Appendix S1. Table S1. Meta-analysed male and female cohorts. Data are slope (95% CI). † = five registers from England, Ireland, Italy, the Netherlands and Scotland. ‡ = this study. § = calculated in this study using reported confidence intervals and coefficient ¶ = expected that the majority are included in the age-groups used for regression analysis.

Table S2. Male to female ratio in ALS and the population.

Table S3. Additional diagnosis numbers.

Table S4. Results summary. † = reflects the baseline risk in our analysis (25–29 years), ‡ = intercept is the estimated log-incidence at the baseline *Significant (after Bonferroni correction, seven tests including meta-analysis, P < 0.0071).

Figure S1. Relationship of log-incidence and log-age in the Danish registries for all ALS cases (b = 2.8, 95% CI: 2.0–3.5, R² = 0.80) (16–100 years), male (in orange) (b = 2.7, 95% CI: 2.1–3.4, R² = 0.8) (16–100 years) and female (in purple) (b = 2.9, 95% CI: 2.1–3.7, R² = 0.79).

Figure S2. Step differences between males and females across cohorts (mean difference ± 95% CI).

Figure S3. ALS, CVD and psychiatric diagnosis log-incidence and log-age. The CVD diagnosis was consistent with the multistep hypothesis (b = 4.35, 95% CI: 4.10–4.60, R² = 0.99, P = 5.8 × 10⁻¹⁰) to reflect five to six steps to CVD onset (similar to ALS), whereas a psychiatric diagnosis did not reflect a multistep model to onset (b = −0.28, 95% CI: −0.097 to−0.45, R² = 0.53, P = 0.02).

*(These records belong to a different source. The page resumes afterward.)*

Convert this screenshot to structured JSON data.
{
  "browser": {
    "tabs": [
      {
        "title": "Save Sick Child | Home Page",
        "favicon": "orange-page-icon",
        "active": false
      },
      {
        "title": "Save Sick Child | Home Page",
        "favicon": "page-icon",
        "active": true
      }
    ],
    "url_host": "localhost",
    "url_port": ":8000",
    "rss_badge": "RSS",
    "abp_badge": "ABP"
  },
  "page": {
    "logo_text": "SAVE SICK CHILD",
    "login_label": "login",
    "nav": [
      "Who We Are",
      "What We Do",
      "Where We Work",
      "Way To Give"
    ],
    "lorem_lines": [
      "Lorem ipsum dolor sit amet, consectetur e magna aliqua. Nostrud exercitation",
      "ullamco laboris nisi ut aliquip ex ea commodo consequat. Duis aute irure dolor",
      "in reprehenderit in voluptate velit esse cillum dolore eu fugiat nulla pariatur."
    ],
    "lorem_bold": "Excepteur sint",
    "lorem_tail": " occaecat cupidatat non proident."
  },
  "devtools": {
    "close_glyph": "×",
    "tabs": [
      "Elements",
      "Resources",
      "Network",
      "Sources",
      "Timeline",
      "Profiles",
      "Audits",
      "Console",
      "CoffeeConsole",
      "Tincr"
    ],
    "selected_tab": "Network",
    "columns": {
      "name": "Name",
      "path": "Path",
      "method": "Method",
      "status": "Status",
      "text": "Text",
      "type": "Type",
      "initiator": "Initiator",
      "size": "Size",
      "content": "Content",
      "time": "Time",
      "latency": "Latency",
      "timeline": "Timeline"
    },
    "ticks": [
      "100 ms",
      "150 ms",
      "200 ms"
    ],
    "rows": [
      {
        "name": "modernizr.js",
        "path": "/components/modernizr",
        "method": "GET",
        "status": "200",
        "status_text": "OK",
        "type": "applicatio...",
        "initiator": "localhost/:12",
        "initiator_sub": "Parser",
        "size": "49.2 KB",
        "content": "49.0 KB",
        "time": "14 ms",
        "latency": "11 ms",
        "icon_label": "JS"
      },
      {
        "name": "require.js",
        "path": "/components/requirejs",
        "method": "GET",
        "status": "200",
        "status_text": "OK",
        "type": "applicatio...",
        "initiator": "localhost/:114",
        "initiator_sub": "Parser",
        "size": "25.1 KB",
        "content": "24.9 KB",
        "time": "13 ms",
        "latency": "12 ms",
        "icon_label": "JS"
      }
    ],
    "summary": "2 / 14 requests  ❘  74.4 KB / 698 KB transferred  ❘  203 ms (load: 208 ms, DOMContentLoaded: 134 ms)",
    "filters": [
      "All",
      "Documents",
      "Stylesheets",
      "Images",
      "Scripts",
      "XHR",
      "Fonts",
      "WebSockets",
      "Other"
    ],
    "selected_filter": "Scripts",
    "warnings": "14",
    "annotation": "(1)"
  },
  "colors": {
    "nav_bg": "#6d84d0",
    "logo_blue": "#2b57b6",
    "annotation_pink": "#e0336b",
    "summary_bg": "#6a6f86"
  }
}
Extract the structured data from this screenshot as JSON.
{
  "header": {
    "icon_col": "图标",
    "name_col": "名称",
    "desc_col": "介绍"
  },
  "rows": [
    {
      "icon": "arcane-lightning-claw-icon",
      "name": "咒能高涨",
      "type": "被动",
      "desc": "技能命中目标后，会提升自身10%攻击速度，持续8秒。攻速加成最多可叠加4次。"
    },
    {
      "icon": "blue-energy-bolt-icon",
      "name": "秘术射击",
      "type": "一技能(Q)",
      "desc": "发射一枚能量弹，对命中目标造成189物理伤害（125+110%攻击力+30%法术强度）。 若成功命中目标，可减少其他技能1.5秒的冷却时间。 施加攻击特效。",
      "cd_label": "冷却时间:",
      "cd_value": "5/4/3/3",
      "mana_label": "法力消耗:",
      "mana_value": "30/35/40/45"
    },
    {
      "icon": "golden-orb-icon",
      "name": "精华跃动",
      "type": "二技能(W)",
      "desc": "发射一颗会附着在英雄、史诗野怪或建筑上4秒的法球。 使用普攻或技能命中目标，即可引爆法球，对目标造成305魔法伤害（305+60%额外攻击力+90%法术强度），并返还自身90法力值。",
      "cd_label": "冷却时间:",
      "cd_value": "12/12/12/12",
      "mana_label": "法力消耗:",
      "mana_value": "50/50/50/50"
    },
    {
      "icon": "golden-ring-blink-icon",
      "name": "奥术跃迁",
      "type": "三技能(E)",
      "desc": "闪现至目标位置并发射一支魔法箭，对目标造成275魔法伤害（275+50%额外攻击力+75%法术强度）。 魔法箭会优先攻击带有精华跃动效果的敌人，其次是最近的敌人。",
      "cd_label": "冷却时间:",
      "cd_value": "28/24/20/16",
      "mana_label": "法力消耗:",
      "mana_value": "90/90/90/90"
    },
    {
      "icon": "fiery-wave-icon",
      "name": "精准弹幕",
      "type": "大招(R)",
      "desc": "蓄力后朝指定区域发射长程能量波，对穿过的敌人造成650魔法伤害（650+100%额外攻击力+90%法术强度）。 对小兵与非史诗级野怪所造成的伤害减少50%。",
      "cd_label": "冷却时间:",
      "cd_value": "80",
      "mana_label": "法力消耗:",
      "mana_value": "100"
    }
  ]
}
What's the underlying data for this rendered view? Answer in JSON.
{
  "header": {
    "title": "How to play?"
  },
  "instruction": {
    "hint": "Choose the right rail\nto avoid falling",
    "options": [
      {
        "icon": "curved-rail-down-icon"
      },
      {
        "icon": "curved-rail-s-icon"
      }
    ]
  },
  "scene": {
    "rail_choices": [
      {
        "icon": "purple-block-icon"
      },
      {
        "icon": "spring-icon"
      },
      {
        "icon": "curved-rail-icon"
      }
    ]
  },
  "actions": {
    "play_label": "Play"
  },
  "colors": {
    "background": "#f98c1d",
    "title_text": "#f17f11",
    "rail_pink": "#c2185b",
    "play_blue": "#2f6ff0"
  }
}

Figure S4. The ratio of males to females diagnosed with ALS in the Danish registries decreases with age (blue line is the raw data, orange line is corrected for male to female population ratio, dotted line is a linear trendline of the adjusted ratio (y = −0.12× + 2.33, R² = 0.58) (Table S2 for numbers). Estimated time of menopause is marked in grey.